El olor que desprende al cocinarse y el sabor al degustarlo satisfacen el apetito de los que la prefieren. Pero el contacto con la verdura tiene una consecuencia conocida: provoca que las personas lloren. Una reacción sin motivo aparente, pero que tiene una explicación orgánica.

Cuando se cortan las cebollas se rompen varias de sus paredes celulares, lo que genera la liberación de diversos compuestos (enzimas, ácido sulfénico, aminoácido sulfóxido, aminoácido, ácido pirúvico) que producen reacciones químicas, entre ellas el gas sulfóxido de tiopropanal, el agente lacrimógeno que explica la curiosa causa-consecuencia.
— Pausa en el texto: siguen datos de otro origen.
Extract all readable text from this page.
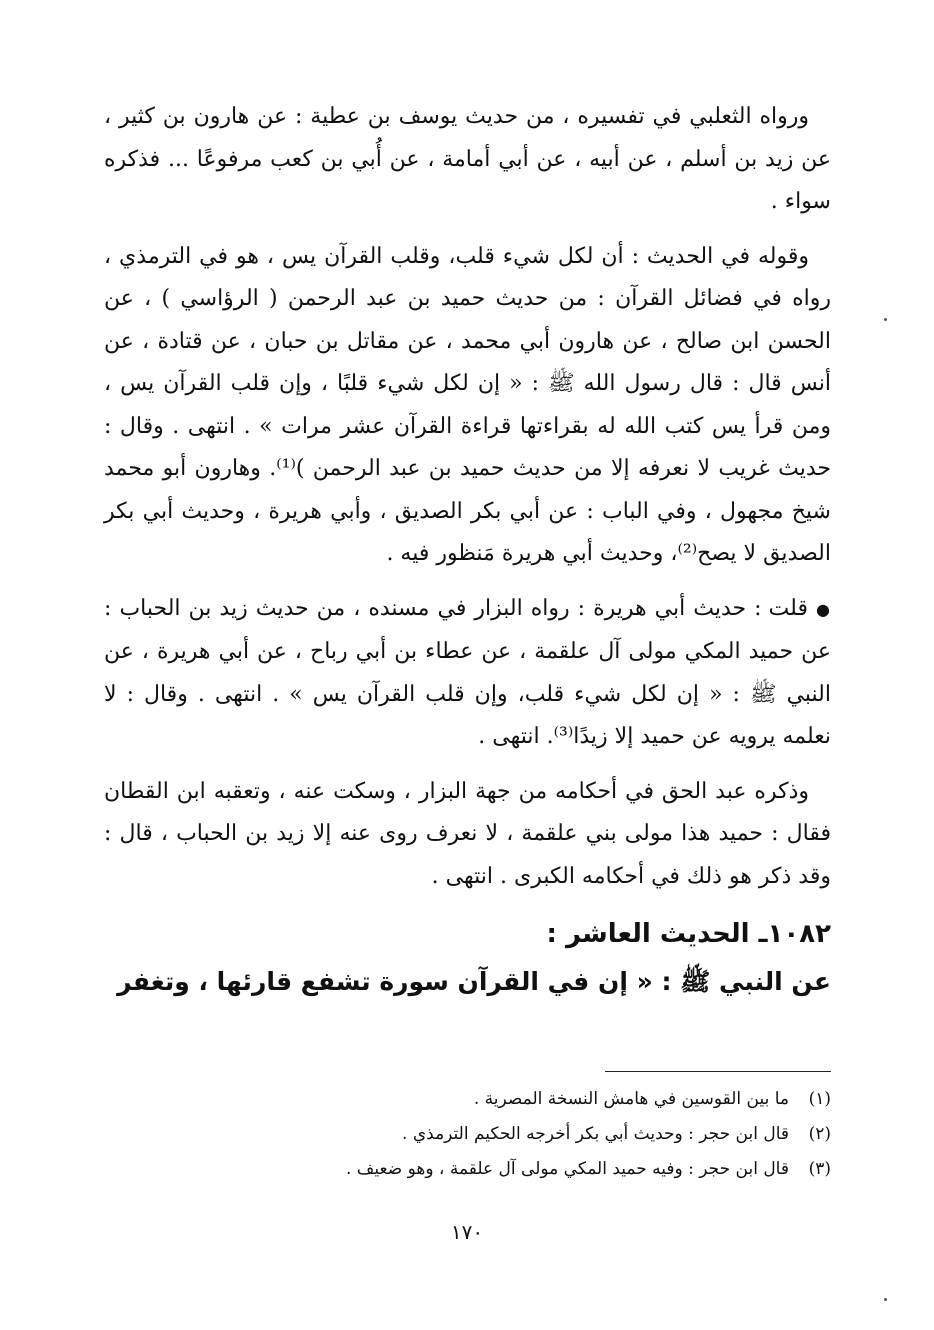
ورواه الثعلبي في تفسيره ، من حديث يوسف بن عطية : عن هارون بن كثير ، عن زيد بن أسلم ، عن أبيه ، عن أبي أمامة ، عن أُبي بن كعب مرفوعًا ... فذكره سواء .

وقوله في الحديث : أن لكل شيء قلب، وقلب القرآن يس ، هو في الترمذي ، رواه في فضائل القرآن : من حديث حميد بن عبد الرحمن ( الرؤاسي ) ، عن الحسن ابن صالح ، عن هارون أبي محمد ، عن مقاتل بن حبان ، عن قتادة ، عن أنس قال : قال رسول الله ﷺ : « إن لكل شيء قلبًا ، وإن قلب القرآن يس ، ومن قرأ يس كتب الله له بقراءتها قراءة القرآن عشر مرات » . انتهى . وقال : حديث غريب لا نعرفه إلا من حديث حميد بن عبد الرحمن )⁽¹⁾. وهارون أبو محمد شيخ مجهول ، وفي الباب : عن أبي بكر الصديق ، وأبي هريرة ، وحديث أبي بكر الصديق لا يصح⁽²⁾، وحديث أبي هريرة مَنظور فيه .

● قلت : حديث أبي هريرة : رواه البزار في مسنده ، من حديث زيد بن الحباب : عن حميد المكي مولى آل علقمة ، عن عطاء بن أبي رباح ، عن أبي هريرة ، عن النبي ﷺ : « إن لكل شيء قلب، وإن قلب القرآن يس » . انتهى . وقال : لا نعلمه يرويه عن حميد إلا زيدًا⁽³⁾. انتهى .

وذكره عبد الحق في أحكامه من جهة البزار ، وسكت عنه ، وتعقبه ابن القطان فقال : حميد هذا مولى بني علقمة ، لا نعرف روى عنه إلا زيد بن الحباب ، قال : وقد ذكر هو ذلك في أحكامه الكبرى . انتهى .

١٠٨٢ـ الحديث العاشر :

عن النبي ﷺ : « إن في القرآن سورة تشفع قارئها ، وتغفر

(١)ما بين القوسين في هامش النسخة المصرية .

(٢)قال ابن حجر : وحديث أبي بكر أخرجه الحكيم الترمذي .

(٣)قال ابن حجر : وفيه حميد المكي مولى آل علقمة ، وهو ضعيف .

١٧٠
Cuando este gas llega a los ojos, las glándulas lagrimales se activan -presentándose el llanto- para protegerlos de una posible irritación.

Para evitar el molesto lagrimeo, existen algunos trucos usualmente recomendados. Uno de ellos cortar la cebolla bajo agua fría, de modo que los compuestos se liberen, pero reaccionen con el agua antes de alcanzar los ojos. Otro es congelar la verdura durante alrededor de diez minutos antes de cortarla, para que la temperatura fría ralentice la reacción. Más simple, usar lentes.